Wednesday, May 20, 2009

WebHarvest - An Open source tool for extracting data from websites

Data from many websites can be extracted using different approaches such as using httpwebrequest/response object of, cURL of php and webbrowser control of .net.

In one of our project we have used an open source tool Webharvest for data extraction.

You can see the details of our project yahoo news scrapper in our website.
Basically, our project will collect the news from many publishers website for the specified Stock Ticker and the extracted details will be stored in a file based on published date and time.

Webharvest made the work very easy. If you are familiar with HTML, javascript and XML you can easily learn webharvest in two or three days.

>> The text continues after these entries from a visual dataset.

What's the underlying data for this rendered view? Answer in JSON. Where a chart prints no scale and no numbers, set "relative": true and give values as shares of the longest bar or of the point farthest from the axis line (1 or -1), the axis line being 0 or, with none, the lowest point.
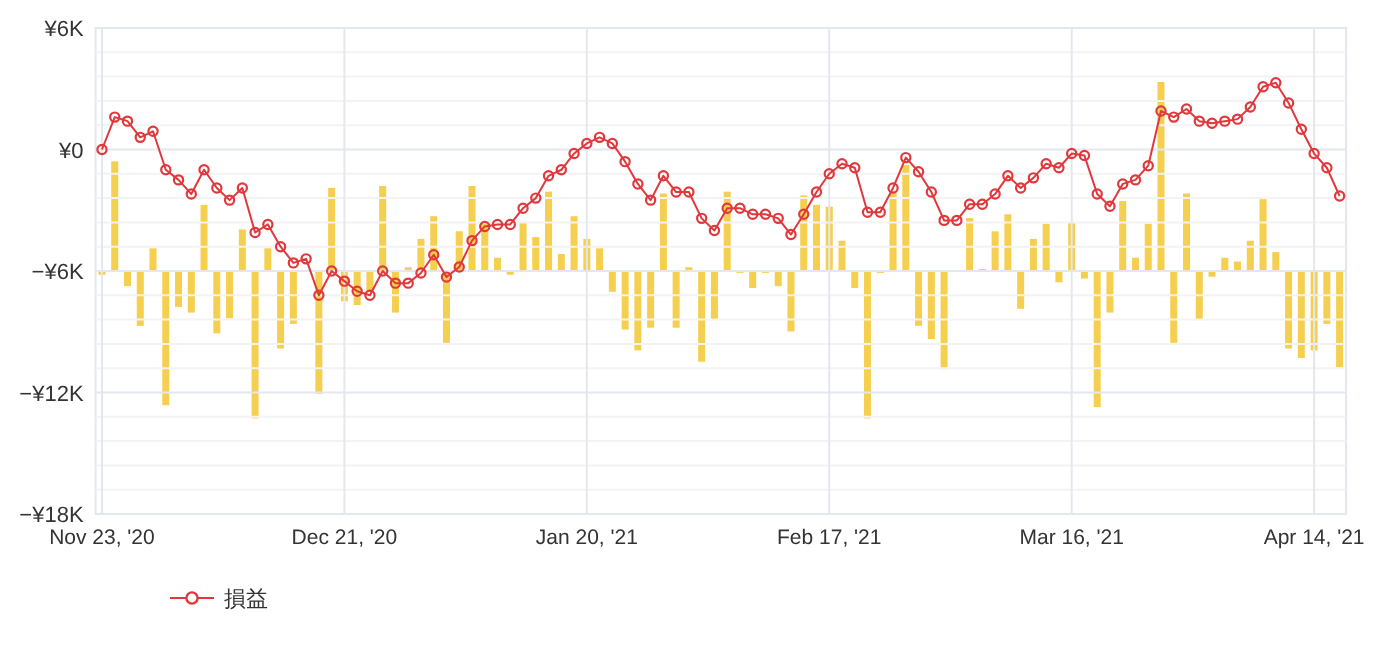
{
  "chart_data": [
    {
      "type": "line",
      "categories": [
        "Nov 23, '20",
        null,
        null,
        null,
        null,
        null,
        null,
        null,
        null,
        null,
        null,
        null,
        null,
        null,
        null,
        null,
        null,
        null,
        null,
        "Dec 21, '20",
        null,
        null,
        null,
        null,
        null,
        null,
        null,
        null,
        null,
        null,
        null,
        null,
        null,
        null,
        null,
        null,
        null,
        null,
        "Jan 20, '21",
        null,
        null,
        null,
        null,
        null,
        null,
        null,
        null,
        null,
        null,
        null,
        null,
        null,
        null,
        null,
        null,
        null,
        null,
        "Feb 17, '21",
        null,
        null,
        null,
        null,
        null,
        null,
        null,
        null,
        null,
        null,
        null,
        null,
        null,
        null,
        null,
        null,
        null,
        null,
        "Mar 16, '21",
        null,
        null,
        null,
        null,
        null,
        null,
        null,
        null,
        null,
        null,
        null,
        null,
        null,
        null,
        null,
        null,
        null,
        null,
        "Apr 14, '21",
        null,
        null
      ],
      "series": [
        {
          "name": "損益",
          "color": "#e0383c",
          "values": [
            0,
            1600,
            1400,
            600,
            900,
            -1000,
            -1500,
            -2200,
            -1000,
            -1900,
            -2500,
            -1900,
            -4100,
            -3700,
            -4800,
            -5600,
            -5400,
            -7200,
            -6000,
            -6500,
            -7000,
            -7200,
            -6000,
            -6600,
            -6600,
            -6100,
            -5200,
            -6300,
            -5800,
            -4500,
            -3800,
            -3700,
            -3700,
            -2900,
            -2400,
            -1300,
            -1000,
            -200,
            300,
            600,
            300,
            -600,
            -1700,
            -2500,
            -1300,
            -2100,
            -2100,
            -3400,
            -4000,
            -2900,
            -2900,
            -3200,
            -3200,
            -3400,
            -4200,
            -3200,
            -2100,
            -1200,
            -700,
            -900,
            -3100,
            -3100,
            -1900,
            -400,
            -1100,
            -2100,
            -3500,
            -3500,
            -2700,
            -2700,
            -2200,
            -1300,
            -1900,
            -1400,
            -700,
            -900,
            -200,
            -300,
            -2200,
            -2800,
            -1700,
            -1500,
            -800,
            1900,
            1600,
            2000,
            1400,
            1300,
            1400,
            1500,
            2100,
            3100,
            3300,
            2300,
            1000,
            -200,
            -900,
            -2300
          ]
        }
      ],
      "ylim": [
        -18000,
        6000
      ],
      "yticks": [
        {
          "value": -18000,
          "label": "−¥18K"
        },
        {
          "value": -12000,
          "label": "−¥12K"
        },
        {
          "value": -6000,
          "label": "−¥6K"
        },
        {
          "value": 0,
          "label": "¥0"
        },
        {
          "value": 6000,
          "label": "¥6K"
        }
      ],
      "grid": true,
      "legend": "bottom",
      "marker": "circle",
      "line_style": "solid"
    },
    {
      "type": "bar",
      "relative": true,
      "tick_labels": false,
      "categories": [
        null,
        null,
        null,
        null,
        null,
        null,
        null,
        null,
        null,
        null,
        null,
        null,
        null,
        null,
        null,
        null,
        null,
        null,
        null,
        null,
        null,
        null,
        null,
        null,
        null,
        null,
        null,
        null,
        null,
        null,
        null,
        null,
        null,
        null,
        null,
        null,
        null,
        null,
        null,
        null,
        null,
        null,
        null,
        null,
        null,
        null,
        null,
        null,
        null,
        null,
        null,
        null,
        null,
        null,
        null,
        null,
        null,
        null,
        null,
        null,
        null,
        null,
        null,
        null,
        null,
        null,
        null,
        null,
        null,
        null,
        null,
        null,
        null,
        null,
        null,
        null,
        null,
        null,
        null,
        null,
        null,
        null,
        null,
        null,
        null,
        null,
        null,
        null,
        null,
        null,
        null,
        null,
        null,
        null,
        null,
        null,
        null,
        null
      ],
      "color": "#f5cf4f",
      "values": [
        -0.02,
        0.58,
        -0.08,
        -0.29,
        0.12,
        -0.71,
        -0.19,
        -0.22,
        0.35,
        -0.33,
        -0.25,
        0.22,
        -0.78,
        0.12,
        -0.41,
        -0.28,
        0.0,
        -0.65,
        0.44,
        -0.16,
        -0.18,
        -0.11,
        0.45,
        -0.22,
        0.02,
        0.17,
        0.29,
        -0.38,
        0.21,
        0.45,
        0.25,
        0.07,
        -0.02,
        0.26,
        0.18,
        0.42,
        0.09,
        0.29,
        0.17,
        0.12,
        -0.11,
        -0.31,
        -0.42,
        -0.3,
        0.41,
        -0.3,
        0.02,
        -0.48,
        -0.26,
        0.42,
        -0.01,
        -0.09,
        -0.01,
        -0.08,
        -0.32,
        0.4,
        0.35,
        0.34,
        0.16,
        -0.09,
        -0.78,
        -0.01,
        0.42,
        0.56,
        -0.29,
        -0.36,
        -0.52,
        0.0,
        0.28,
        0.01,
        0.21,
        0.3,
        -0.2,
        0.17,
        0.25,
        -0.06,
        0.26,
        -0.04,
        -0.72,
        -0.22,
        0.37,
        0.07,
        0.25,
        1.0,
        -0.38,
        0.41,
        -0.26,
        -0.03,
        0.07,
        0.05,
        0.16,
        0.38,
        0.1,
        -0.41,
        -0.46,
        -0.42,
        -0.28,
        -0.51
      ]
    }
  ]
}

It is written in Java. So we can use it in many different platforms (Windows,Linux) without any issue.

We know that each and every webpage format will be different which makes the data extraction difficult.

In webharvest, we can use xpath and xquery for easily extracting data from many websites using different formats.

Webharvest uses xml based configuration file to specify the extraction processes.
Within this xml config. file we can use javascript code also.

It seems it uses the ECMA based javascript. So the javascript working on Internet Explorer may not run with Webharvest. We may need to slightly change the script to make it work with webharvest.

We know that xpath can be used only with xml documents. So the webharvest is having cleaning processor to automatically convert any HTML page into xml page.

It provides an user-friendly GUI for developing, debugging and testing the code.